The Construction Of PBI121-TPAS IhpRNA Vector Of A Rice Tn Pong And Agrobacterium-mediated Transformation By Regeneration Of Embryonic Callus

Mobile elements are genetic elements that can move, and sometimes spread within their host genomes, meanwhile, it is an important part of a highly repetitive in the genome. In recent years, people have isolated a class of very active MITEs transposon, namely mPing. The research of mPing will help us understand the origin and transposition mechanism of MITEs, however, mPing itself can not encode transposase enzyme but by the relevant transposon Ping and Pong.In order to further study the role of transposon,we constructed pBI121-TPAS ihpRNA vector using Agrobacterium-mediated genetic transformation method to obtain plant regeneration,and through the phenotype observation of transgenic plants and molecular testing,we discussed the role of the transposon in plant growth and development. According to Pong base sequence(NCBI:BK000586),primers were designed using PCR amplification method,and we amplified the two gene fragments using rice toal DNA as template,namely TPAS-1 and TPAS-2 which were 222bp fragment length.
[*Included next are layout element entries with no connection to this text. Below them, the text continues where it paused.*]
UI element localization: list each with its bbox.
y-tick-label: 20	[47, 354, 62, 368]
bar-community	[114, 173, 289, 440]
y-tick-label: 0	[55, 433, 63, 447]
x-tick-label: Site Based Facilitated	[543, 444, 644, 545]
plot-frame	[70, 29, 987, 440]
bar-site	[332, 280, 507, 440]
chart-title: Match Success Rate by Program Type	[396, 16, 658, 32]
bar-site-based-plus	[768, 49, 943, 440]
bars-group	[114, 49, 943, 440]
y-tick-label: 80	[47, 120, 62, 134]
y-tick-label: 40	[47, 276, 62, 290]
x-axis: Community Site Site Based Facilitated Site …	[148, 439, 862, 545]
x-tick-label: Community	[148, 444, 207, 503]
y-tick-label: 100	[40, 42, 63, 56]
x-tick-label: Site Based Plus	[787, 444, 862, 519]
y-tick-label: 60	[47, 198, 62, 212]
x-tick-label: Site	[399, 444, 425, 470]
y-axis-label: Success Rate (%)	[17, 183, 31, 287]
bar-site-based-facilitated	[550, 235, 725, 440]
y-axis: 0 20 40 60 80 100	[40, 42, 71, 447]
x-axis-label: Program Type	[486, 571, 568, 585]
Identification of target sequences,we connected fragment 1 to pKANANIBAL vector, then connected fragment 2 to pSP72 vector. Even recombinant vector pSP72 of fragment 2 was cut , which was fragment 3,and connected it to recombinant vector pKANANIBAL of fragment 1. Finally, the recombinant vector pKANANIBAL were digested and we obtained the fragment of Pong containing the intron, finally we connected it to the expression vector pBI121 to construct the rice expression vector pBI121-TPAS ihpRNA.The song-qian and 124 of mature embryos callus of rice as receptor material,we operated genetic transformation of the constructed transformation vector Pong using Agrobacterium-mediated transformation technology to obtain transgenic plants. In this study,we optimized genetic transformation of rice and confirmed that the concentration of bacteria infection was OD600=0.2, infection time 3min, co-culture 3d, pre-culture 5-7d, kana 35 mg/L.In this study,we totally obtained 16 strains of transgenic plants,of which three were transgenic positive 124 varieties, and PCR testing had confirmed that the foreign gene had been integrated into the rice genome. From the phenotypic point of view,transgenic plants were small,less tillering,early flowering and low seed. Transgenic plants which were after screening would further define the relationship between the activity of transposons in rice and apparent genetic variation to provide some research material.